In order to study one of these areas specifically, it is preferable to resort to a specialized corpus. In fact, there are corpora especially devoted to texting, social media, etc. In addition, general corpora include productions by adults who are native speakers of the language represented. Other corpora specialize in representing other population categories, regardless of whether they are monolingual children in the process of acquiring their mother tongue, bilingual children, foreign-language learners, or even children with neuro-developmental disorders influencing language acquisition, such as autism and specific language impairment. Finally, by default, a general corpus includes examples of the variety considered as a language standard, or one of its main varieties. In French, it generally refers to the French language from France and, more precisely, from the Parisian region. In English, general corpora can refer to the English language from the UK or to American English. Conversely, some corpora specialize in the productions of speakers of a certain language variety, such as French from French-speaking Switzerland, Belgium, Canada, etc.
General or specialized language corpora can contain either written language or spoken language samples. For a long time, written language corpora were the norm, but analysis of the spoken language has developed broadly since the 2000s. Corpora of spoken language are typically of smaller size than written language ones, since they require manual transcription. As a matter of fact, it is easy to record voices, but what is difficult is to carry out searches directly on an audio file. At the same time, speech recognition software does not always fully allow reliable automatic transcriptions. It is for this reason that the oral data must be transcribed manually, which often limits the size of the spoken corpora. More recently, audio-visual recording corpora (also called “multimodal” corpora) have been created, in order to facilitate, for instance, the study of gestures and facial expressions as well as their role in communication. These corpora still pose many codification and interpretation challenges. Finally, let us point out that video corpora are also used for the study of sign language.

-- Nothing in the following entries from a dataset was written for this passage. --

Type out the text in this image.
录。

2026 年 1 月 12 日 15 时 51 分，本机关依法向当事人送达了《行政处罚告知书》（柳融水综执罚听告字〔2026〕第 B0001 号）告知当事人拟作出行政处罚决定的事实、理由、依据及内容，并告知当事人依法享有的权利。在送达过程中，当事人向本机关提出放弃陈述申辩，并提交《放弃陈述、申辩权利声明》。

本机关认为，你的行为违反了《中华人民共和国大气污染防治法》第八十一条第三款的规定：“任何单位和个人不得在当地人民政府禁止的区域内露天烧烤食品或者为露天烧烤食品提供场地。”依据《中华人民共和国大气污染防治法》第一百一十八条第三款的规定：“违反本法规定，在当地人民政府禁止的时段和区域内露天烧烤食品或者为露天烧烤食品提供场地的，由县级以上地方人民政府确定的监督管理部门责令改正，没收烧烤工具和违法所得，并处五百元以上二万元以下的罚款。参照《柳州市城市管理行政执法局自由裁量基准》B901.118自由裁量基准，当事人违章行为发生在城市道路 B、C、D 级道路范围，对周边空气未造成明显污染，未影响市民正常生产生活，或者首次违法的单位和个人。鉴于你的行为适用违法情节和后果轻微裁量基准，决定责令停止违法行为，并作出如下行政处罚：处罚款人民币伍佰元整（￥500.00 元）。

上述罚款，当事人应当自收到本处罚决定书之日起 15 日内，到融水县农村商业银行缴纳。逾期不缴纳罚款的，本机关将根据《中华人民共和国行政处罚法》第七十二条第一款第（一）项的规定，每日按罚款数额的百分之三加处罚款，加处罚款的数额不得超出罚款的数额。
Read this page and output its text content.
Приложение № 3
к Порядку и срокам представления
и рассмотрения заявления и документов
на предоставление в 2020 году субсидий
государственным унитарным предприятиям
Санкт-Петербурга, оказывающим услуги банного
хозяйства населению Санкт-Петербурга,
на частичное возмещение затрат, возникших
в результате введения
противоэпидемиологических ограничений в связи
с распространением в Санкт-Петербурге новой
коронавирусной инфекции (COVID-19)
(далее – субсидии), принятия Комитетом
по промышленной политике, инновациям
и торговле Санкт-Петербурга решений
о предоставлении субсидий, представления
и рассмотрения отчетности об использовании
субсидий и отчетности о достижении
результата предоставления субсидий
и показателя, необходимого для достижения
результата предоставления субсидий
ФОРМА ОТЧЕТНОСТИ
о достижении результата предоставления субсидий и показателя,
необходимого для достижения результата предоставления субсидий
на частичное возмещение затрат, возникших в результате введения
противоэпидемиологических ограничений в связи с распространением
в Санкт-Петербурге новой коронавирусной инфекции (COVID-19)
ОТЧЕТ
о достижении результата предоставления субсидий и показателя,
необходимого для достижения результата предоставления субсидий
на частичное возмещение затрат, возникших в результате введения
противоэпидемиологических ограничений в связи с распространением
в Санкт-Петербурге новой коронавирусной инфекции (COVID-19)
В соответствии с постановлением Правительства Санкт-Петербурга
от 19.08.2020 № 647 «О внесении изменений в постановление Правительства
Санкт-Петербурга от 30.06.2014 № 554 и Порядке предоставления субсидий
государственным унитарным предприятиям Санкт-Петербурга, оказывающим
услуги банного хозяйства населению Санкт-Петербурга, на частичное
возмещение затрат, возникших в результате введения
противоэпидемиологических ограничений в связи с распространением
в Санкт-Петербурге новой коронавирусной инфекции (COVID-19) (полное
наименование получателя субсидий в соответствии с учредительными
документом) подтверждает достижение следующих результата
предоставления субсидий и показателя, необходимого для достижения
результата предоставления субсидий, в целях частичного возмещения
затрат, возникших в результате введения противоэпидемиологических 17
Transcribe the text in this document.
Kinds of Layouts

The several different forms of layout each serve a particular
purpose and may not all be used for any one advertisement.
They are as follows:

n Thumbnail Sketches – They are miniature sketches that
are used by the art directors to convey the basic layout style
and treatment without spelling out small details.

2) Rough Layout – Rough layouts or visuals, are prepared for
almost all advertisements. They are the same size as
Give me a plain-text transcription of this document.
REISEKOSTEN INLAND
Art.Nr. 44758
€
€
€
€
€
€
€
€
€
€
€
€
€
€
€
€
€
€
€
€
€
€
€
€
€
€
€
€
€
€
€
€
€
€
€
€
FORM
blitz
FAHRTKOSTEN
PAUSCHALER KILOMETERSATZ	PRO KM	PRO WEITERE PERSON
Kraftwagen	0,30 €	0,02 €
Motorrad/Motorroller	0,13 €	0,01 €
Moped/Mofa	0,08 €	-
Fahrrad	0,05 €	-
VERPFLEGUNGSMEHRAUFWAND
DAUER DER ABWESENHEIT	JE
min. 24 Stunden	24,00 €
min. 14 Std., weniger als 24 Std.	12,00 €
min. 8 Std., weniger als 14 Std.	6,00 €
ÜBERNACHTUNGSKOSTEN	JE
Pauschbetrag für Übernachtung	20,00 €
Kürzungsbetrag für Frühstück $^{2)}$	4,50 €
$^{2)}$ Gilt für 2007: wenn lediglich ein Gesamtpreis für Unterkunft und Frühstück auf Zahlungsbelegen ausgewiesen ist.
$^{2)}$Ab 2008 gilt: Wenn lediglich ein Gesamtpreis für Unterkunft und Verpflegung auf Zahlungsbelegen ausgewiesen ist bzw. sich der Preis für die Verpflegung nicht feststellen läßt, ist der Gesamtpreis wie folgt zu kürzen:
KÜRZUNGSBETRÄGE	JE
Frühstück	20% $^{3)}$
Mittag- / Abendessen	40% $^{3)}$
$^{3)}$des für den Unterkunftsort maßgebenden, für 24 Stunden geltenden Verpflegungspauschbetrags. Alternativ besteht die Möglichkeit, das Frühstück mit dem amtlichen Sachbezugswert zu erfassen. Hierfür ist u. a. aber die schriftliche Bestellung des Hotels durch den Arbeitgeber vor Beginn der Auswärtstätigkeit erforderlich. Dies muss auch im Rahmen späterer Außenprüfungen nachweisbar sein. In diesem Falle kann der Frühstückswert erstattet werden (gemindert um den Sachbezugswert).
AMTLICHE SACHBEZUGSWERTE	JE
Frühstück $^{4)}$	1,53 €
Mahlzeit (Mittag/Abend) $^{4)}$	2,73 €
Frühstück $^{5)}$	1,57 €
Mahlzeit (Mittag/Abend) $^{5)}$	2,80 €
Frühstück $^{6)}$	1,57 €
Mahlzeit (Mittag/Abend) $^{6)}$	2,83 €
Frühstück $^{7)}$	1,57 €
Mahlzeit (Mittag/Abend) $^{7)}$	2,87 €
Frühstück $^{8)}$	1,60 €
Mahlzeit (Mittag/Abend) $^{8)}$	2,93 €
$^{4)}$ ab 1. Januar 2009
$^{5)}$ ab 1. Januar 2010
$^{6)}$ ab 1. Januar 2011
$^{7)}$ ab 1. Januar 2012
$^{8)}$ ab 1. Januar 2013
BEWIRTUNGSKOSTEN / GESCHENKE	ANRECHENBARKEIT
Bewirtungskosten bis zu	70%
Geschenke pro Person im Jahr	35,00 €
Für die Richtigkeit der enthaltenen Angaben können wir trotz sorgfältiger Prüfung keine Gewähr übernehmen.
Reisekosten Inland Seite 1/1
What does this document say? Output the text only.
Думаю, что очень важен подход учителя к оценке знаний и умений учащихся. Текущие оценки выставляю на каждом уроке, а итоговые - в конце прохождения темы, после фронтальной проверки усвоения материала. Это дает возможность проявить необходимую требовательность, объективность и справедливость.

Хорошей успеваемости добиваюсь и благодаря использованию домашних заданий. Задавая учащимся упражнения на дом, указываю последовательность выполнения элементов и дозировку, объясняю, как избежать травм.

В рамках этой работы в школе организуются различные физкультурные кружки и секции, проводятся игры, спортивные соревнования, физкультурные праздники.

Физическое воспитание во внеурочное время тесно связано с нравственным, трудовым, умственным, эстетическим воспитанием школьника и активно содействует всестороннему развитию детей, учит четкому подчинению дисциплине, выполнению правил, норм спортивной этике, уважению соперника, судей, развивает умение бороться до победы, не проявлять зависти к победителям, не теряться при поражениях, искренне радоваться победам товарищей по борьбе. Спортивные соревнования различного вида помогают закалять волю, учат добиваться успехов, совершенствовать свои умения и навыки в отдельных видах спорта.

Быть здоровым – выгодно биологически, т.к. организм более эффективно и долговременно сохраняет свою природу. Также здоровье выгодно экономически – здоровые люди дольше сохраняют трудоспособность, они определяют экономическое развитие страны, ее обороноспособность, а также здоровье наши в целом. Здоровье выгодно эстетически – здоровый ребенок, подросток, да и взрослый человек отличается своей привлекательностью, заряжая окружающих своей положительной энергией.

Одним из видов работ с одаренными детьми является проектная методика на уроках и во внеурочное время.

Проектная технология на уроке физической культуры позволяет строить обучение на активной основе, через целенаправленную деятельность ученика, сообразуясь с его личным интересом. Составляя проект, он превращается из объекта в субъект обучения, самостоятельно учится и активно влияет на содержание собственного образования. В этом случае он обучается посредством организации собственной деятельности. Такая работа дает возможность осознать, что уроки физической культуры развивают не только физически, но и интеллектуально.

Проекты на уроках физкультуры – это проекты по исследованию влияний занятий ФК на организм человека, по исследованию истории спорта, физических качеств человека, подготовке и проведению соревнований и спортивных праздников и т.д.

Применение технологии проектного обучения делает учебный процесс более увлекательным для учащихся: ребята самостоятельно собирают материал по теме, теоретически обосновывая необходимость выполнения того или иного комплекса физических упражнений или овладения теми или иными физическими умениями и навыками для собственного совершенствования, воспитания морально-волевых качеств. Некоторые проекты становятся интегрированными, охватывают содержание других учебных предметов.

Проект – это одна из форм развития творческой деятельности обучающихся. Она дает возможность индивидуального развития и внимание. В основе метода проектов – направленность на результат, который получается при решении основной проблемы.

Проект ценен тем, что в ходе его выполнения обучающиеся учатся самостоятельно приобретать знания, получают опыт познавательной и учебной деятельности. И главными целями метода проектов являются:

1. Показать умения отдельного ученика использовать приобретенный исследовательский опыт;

Another distinction that can be made regarding the types of existing corpora relates to the type of processing carried out on the linguistic data of the corpus. On the one hand, raw corpora contain nothing but language samples. This scenario represents the majority of the French corpora. On the other hand, some annotated corpora contain specific linguistic information, apart from the language samples. The most common type of annotation is the assignment of a grammatical category to each word in the corpus, as we have already mentioned. More rarely, certain corpora contain a syntactic analysis of all of their sentences, as well as other types of information, such as an annotation of the discourse relations (cause, condition, etc.) which interconnect the sentences within the text corpora.